Of course, researchers weren't going to go and intentionally poison the few honeybees that remain for the sake of science. Instead, they set out to see how wild bumblebees use these toxins to self-medicate against a common intestinal parasite called Crithidia bombi.
This parasite may be at least partially responsible for declining wild bee populations, as past research has shown that it causes bees to lose their ability to distinguish between flowers that contain nectar and those that don't.

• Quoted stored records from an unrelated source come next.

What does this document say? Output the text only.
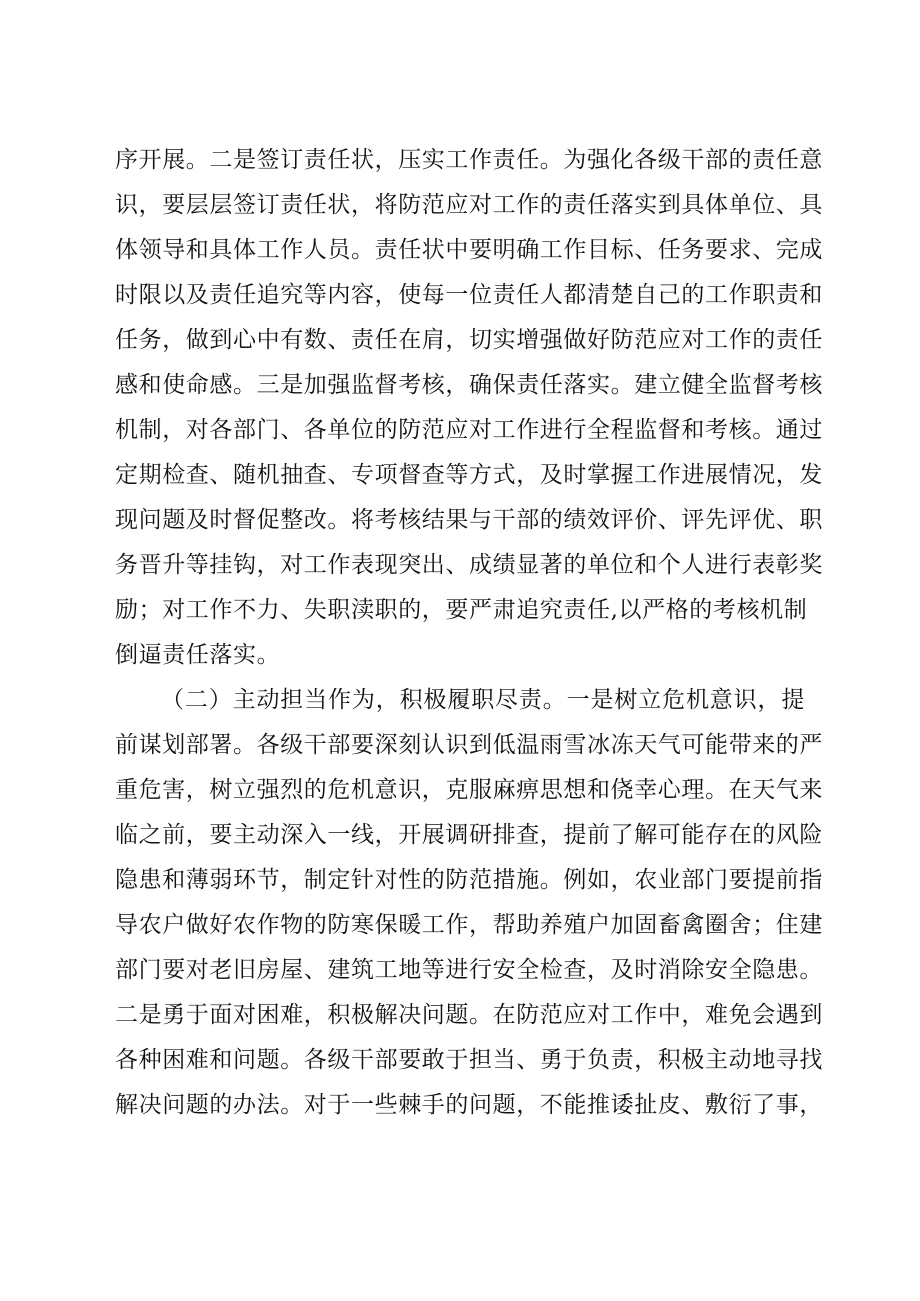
序开展。二是签订责任状，压实工作责任。为强化各级干部的责任意
识，要层层签订责任状，将防范应对工作的责任落实到具体单位、具
体领导和具体工作人员。责任状中要明确工作目标、任务要求、完成
时限以及责任追究等内容，使每一位责任人都清楚自己的工作职责和
任务，做到心中有数、责任在肩，切实增强做好防范应对工作的责任
感和使命感。三是加强监督考核，确保责任落实。建立健全监督考核
机制，对各部门、各单位的防范应对工作进行全程监督和考核。通过
定期检查、随机抽查、专项督查等方式，及时掌握工作进展情况，发
现问题及时督促整改。将考核结果与干部的绩效评价、评先评优、职
务晋升等挂钩，对工作表现突出、成绩显著的单位和个人进行表彰奖
励；对工作不力、失职渎职的，要严肃追究责任,以严格的考核机制
倒逼责任落实。
（二）主动担当作为，积极履职尽责。一是树立危机意识，提
前谋划部署。各级干部要深刻认识到低温雨雪冰冻天气可能带来的严
重危害，树立强烈的危机意识，克服麻痹思想和侥幸心理。在天气来
临之前，要主动深入一线，开展调研排查，提前了解可能存在的风险
隐患和薄弱环节，制定针对性的防范措施。例如，农业部门要提前指
导农户做好农作物的防寒保暖工作，帮助养殖户加固畜禽圈舍；住建
部门要对老旧房屋、建筑工地等进行安全检查，及时消除安全隐患。
二是勇于面对困难，积极解决问题。在防范应对工作中，难免会遇到
各种困难和问题。各级干部要敢于担当、勇于负责，积极主动地寻找
解决问题的办法。对于一些棘手的问题，不能推诿扯皮、敷衍了事，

It takes quite a lot of energy for a bee to fly from flower to flower, and if that energy is wasted with no return, a confused and wandering bee could slowly starve to death.
Thankfully, that's where the toxins can be a life-saver.
"We found that eating some of these compounds reduced pathogen load in the bumble bee's gut, which not only may help the individual bees, but likely reduced the pathogen Crithidia spore load in their feces, which in turn should lead to a lower likelihood of transmitting the disease to other bees," researcher Lynn Adler recently explained to Entomology Today.
The researcher and her colleagues identified eight toxic compounds in all that could have medicinal uses for bees: nicotine and anabasine found in nectar of flowers in the tobacco family, caffeine* from coffee and citrus nectar, amygdalin from almond nectar, aucubin and catalpol from turtlehead flowers, gallic acid from buckwheat nectar, and thymol from basswood tree nectar.
They found that anabasine, nicotine, thymol, and catalpol in particualr can reduce infection levels of the bumblebee parasite by as much as 81 percent. And while that's a very specific example, it stands as a proof-of-concept that bees could be using toxins to treat other various illnesses as well.
"The more we look, the more we see that these compounds are in nectar and pollen too," Adler added. "With so many people looking at bee health these days, it's taken a long time for us to realize that perhaps we should be paying attention to how floral secondary compounds mediate pollinator dynamics and their interactions with pathogens."
The full results of the study Adler and her colleague conducted can be found in journal The Proceedings of the Royal Society B.
*CORRECTION: This article initially named caffeine as a toxin that helped stave off Crithidia bombi specifically. However, results of the study found that this was not so.